You are probably right. I don't know. We have air-soft guns at the ROTC, so if I bring it in in the morning in it's case and leave it in the gym most of the day, they might let it. We would have to get an archery program first, though.

That's probably going to be my project before I graduate, is getting an archery club at school. :thumbs_up


----------



## PA3-DArcher4 (Nov 5, 2008)

one time in the storage closet at my school I saw some recurves with wooden arrow and feathers. In fact, my siser said her senior they shot one day...


----------



## Wolfey (Aug 12, 2008)

buglebuster said:


> Try robbinhooding them if its that easy.


I did. At 15 meters


----------



## carbon_kid (Feb 12, 2006)

*school*

we do and if we have a bow we can bring our own!!! i Love it!! They asked me to be a coach now so i will have to teach more than shoot


----------



## Joe(y) (Mar 1, 2009)

i know at my school we do it in gym and we always go down to the archery club for this shoot with 3-d targets and fake trees and stuff...its really fun especially cuz i get to bring my own bow in.


----------



## turkey track (Apr 14, 2008)

where do you live at wish we did id bring my 70 lb drenalin ^_^


----------



## Sighting In (Feb 5, 2009)

One of my better friends in archery got started because of PE.

They were shooting those piece of junk fiberglass recurves. She liked it so much she decided to try the real thing.
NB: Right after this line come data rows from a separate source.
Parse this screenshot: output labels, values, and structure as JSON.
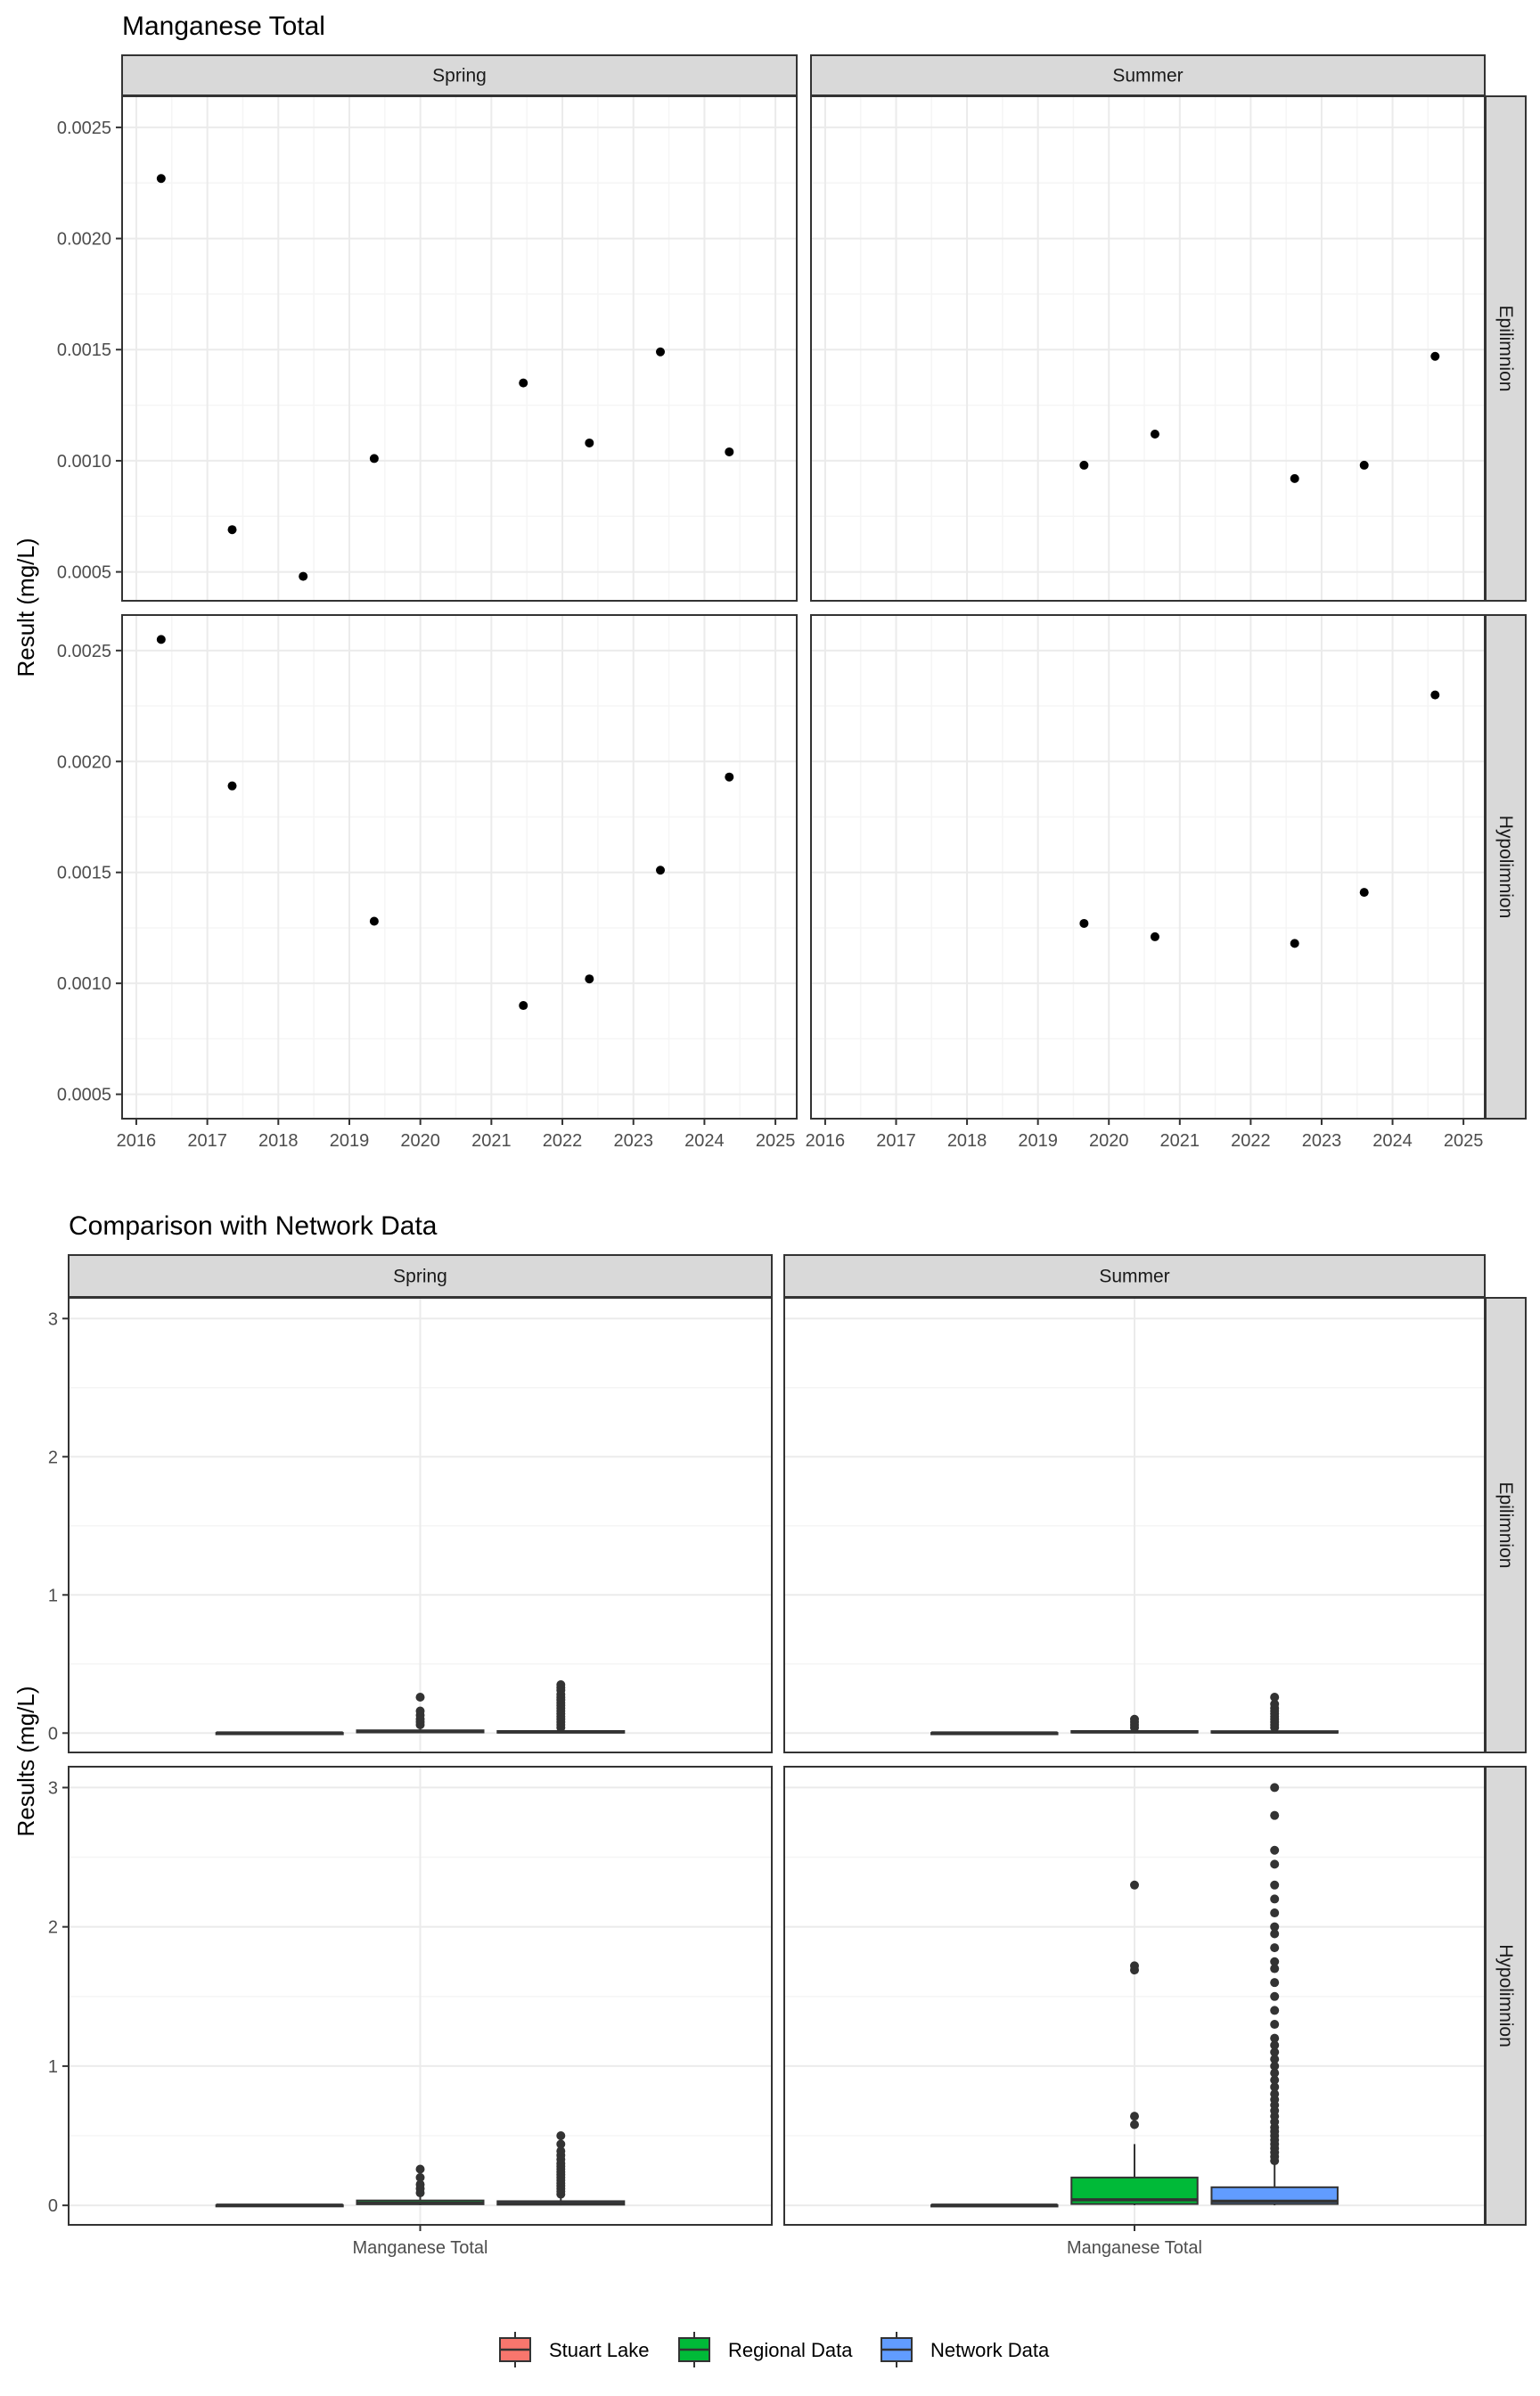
{
  "colors": {
    "strip_fill": "#d9d9d9",
    "panel_border": "#333333",
    "grid_major": "#ebebeb",
    "grid_minor": "#f5f5f5",
    "point": "#000000",
    "box_stroke": "#333333",
    "stuart_lake": "#F8766D",
    "regional_data": "#00BA38",
    "network_data": "#619CFF"
  },
  "legend": {
    "items": [
      {
        "label": "Stuart Lake",
        "color": "#F8766D"
      },
      {
        "label": "Regional Data",
        "color": "#00BA38"
      },
      {
        "label": "Network Data",
        "color": "#619CFF"
      }
    ]
  },
  "chart_data": [
    {
      "type": "scatter",
      "title": "Manganese Total",
      "ylabel": "Result (mg/L)",
      "xlabel": "",
      "facet_columns": [
        "Spring",
        "Summer"
      ],
      "facet_rows": [
        "Epilimnion",
        "Hypolimnion"
      ],
      "xlim": [
        2015.8,
        2025.3
      ],
      "x_ticks": [
        "2016",
        "2017",
        "2018",
        "2019",
        "2020",
        "2021",
        "2022",
        "2023",
        "2024",
        "2025"
      ],
      "row_ylims": [
        [
          0.00037,
          0.00264
        ],
        [
          0.00039,
          0.00266
        ]
      ],
      "y_ticks": [
        "0.0005",
        "0.0010",
        "0.0015",
        "0.0020",
        "0.0025"
      ],
      "panels": [
        {
          "column": "Spring",
          "row": "Epilimnion",
          "points": [
            [
              2016.35,
              0.00227
            ],
            [
              2017.35,
              0.00069
            ],
            [
              2018.35,
              0.00048
            ],
            [
              2019.35,
              0.00101
            ],
            [
              2021.45,
              0.00135
            ],
            [
              2022.38,
              0.00108
            ],
            [
              2023.38,
              0.00149
            ],
            [
              2024.35,
              0.00104
            ]
          ]
        },
        {
          "column": "Summer",
          "row": "Epilimnion",
          "points": [
            [
              2019.65,
              0.00098
            ],
            [
              2020.65,
              0.00112
            ],
            [
              2022.62,
              0.00092
            ],
            [
              2023.6,
              0.00098
            ],
            [
              2024.6,
              0.00147
            ]
          ]
        },
        {
          "column": "Spring",
          "row": "Hypolimnion",
          "points": [
            [
              2016.35,
              0.00255
            ],
            [
              2017.35,
              0.00189
            ],
            [
              2019.35,
              0.00128
            ],
            [
              2021.45,
              0.0009
            ],
            [
              2022.38,
              0.00102
            ],
            [
              2023.38,
              0.00151
            ],
            [
              2024.35,
              0.00193
            ]
          ]
        },
        {
          "column": "Summer",
          "row": "Hypolimnion",
          "points": [
            [
              2019.65,
              0.00127
            ],
            [
              2020.65,
              0.00121
            ],
            [
              2022.62,
              0.00118
            ],
            [
              2023.6,
              0.00141
            ],
            [
              2024.6,
              0.0023
            ]
          ]
        }
      ]
    },
    {
      "type": "box",
      "title": "Comparison with Network Data",
      "ylabel": "Results (mg/L)",
      "xlabel": "",
      "facet_columns": [
        "Spring",
        "Summer"
      ],
      "facet_rows": [
        "Epilimnion",
        "Hypolimnion"
      ],
      "category": "Manganese Total",
      "groups": [
        "Stuart Lake",
        "Regional Data",
        "Network Data"
      ],
      "ylim": [
        -0.14,
        3.15
      ],
      "y_ticks": [
        0,
        1,
        2,
        3
      ],
      "panels": [
        {
          "column": "Spring",
          "row": "Epilimnion",
          "boxes": [
            {
              "group": "Stuart Lake",
              "q1": 0.0007,
              "median": 0.001,
              "q3": 0.0013,
              "whisker_low": 0.0005,
              "whisker_high": 0.0023,
              "outliers": []
            },
            {
              "group": "Regional Data",
              "q1": 0.005,
              "median": 0.01,
              "q3": 0.02,
              "whisker_low": 0.0005,
              "whisker_high": 0.04,
              "outliers": [
                0.06,
                0.08,
                0.1,
                0.13,
                0.16,
                0.26
              ]
            },
            {
              "group": "Network Data",
              "q1": 0.003,
              "median": 0.008,
              "q3": 0.015,
              "whisker_low": 0.0005,
              "whisker_high": 0.03,
              "outliers": [
                0.04,
                0.06,
                0.08,
                0.1,
                0.12,
                0.14,
                0.16,
                0.18,
                0.2,
                0.22,
                0.24,
                0.26,
                0.28,
                0.31,
                0.33,
                0.35
              ]
            }
          ]
        },
        {
          "column": "Summer",
          "row": "Epilimnion",
          "boxes": [
            {
              "group": "Stuart Lake",
              "q1": 0.0009,
              "median": 0.001,
              "q3": 0.0012,
              "whisker_low": 0.0009,
              "whisker_high": 0.0015,
              "outliers": []
            },
            {
              "group": "Regional Data",
              "q1": 0.004,
              "median": 0.008,
              "q3": 0.015,
              "whisker_low": 0.0005,
              "whisker_high": 0.03,
              "outliers": [
                0.04,
                0.06,
                0.08,
                0.1
              ]
            },
            {
              "group": "Network Data",
              "q1": 0.003,
              "median": 0.007,
              "q3": 0.014,
              "whisker_low": 0.0005,
              "whisker_high": 0.03,
              "outliers": [
                0.04,
                0.06,
                0.08,
                0.1,
                0.12,
                0.14,
                0.16,
                0.18,
                0.21,
                0.26
              ]
            }
          ]
        },
        {
          "column": "Spring",
          "row": "Hypolimnion",
          "boxes": [
            {
              "group": "Stuart Lake",
              "q1": 0.001,
              "median": 0.0013,
              "q3": 0.0019,
              "whisker_low": 0.0009,
              "whisker_high": 0.0026,
              "outliers": []
            },
            {
              "group": "Regional Data",
              "q1": 0.008,
              "median": 0.015,
              "q3": 0.035,
              "whisker_low": 0.001,
              "whisker_high": 0.07,
              "outliers": [
                0.09,
                0.12,
                0.15,
                0.2,
                0.26
              ]
            },
            {
              "group": "Network Data",
              "q1": 0.005,
              "median": 0.012,
              "q3": 0.03,
              "whisker_low": 0.0005,
              "whisker_high": 0.06,
              "outliers": [
                0.08,
                0.1,
                0.12,
                0.14,
                0.16,
                0.18,
                0.2,
                0.22,
                0.24,
                0.26,
                0.28,
                0.3,
                0.33,
                0.36,
                0.39,
                0.44,
                0.5
              ]
            }
          ]
        },
        {
          "column": "Summer",
          "row": "Hypolimnion",
          "boxes": [
            {
              "group": "Stuart Lake",
              "q1": 0.0012,
              "median": 0.0013,
              "q3": 0.0014,
              "whisker_low": 0.0012,
              "whisker_high": 0.0023,
              "outliers": []
            },
            {
              "group": "Regional Data",
              "q1": 0.01,
              "median": 0.04,
              "q3": 0.2,
              "whisker_low": 0.0005,
              "whisker_high": 0.44,
              "outliers": [
                0.58,
                0.64,
                1.69,
                1.72,
                2.3
              ]
            },
            {
              "group": "Network Data",
              "q1": 0.01,
              "median": 0.03,
              "q3": 0.13,
              "whisker_low": 0.0005,
              "whisker_high": 0.3,
              "outliers": [
                0.32,
                0.35,
                0.38,
                0.41,
                0.44,
                0.47,
                0.5,
                0.53,
                0.56,
                0.6,
                0.64,
                0.68,
                0.72,
                0.76,
                0.8,
                0.85,
                0.9,
                0.95,
                1.0,
                1.05,
                1.1,
                1.15,
                1.2,
                1.3,
                1.4,
                1.5,
                1.6,
                1.7,
                1.75,
                1.85,
                1.95,
                2.0,
                2.1,
                2.2,
                2.3,
                2.45,
                2.55,
                2.8,
                3.0
              ]
            }
          ]
        }
      ]
    }
  ]
}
Now she is a coach in JOAD and a darn good shooter.

I bet if PE did archery, we would have a lot more stories like that.


----------



## hoytarchery7 (Apr 28, 2009)

we just started archery in 11th grade PE and we are useing old bear recurves at 25 pounds at 15yds and i cant hit much of anything i really like when we are shooting in the mowed down field and kids still manage to loose arrows. at between 10-15yds.:mg:


----------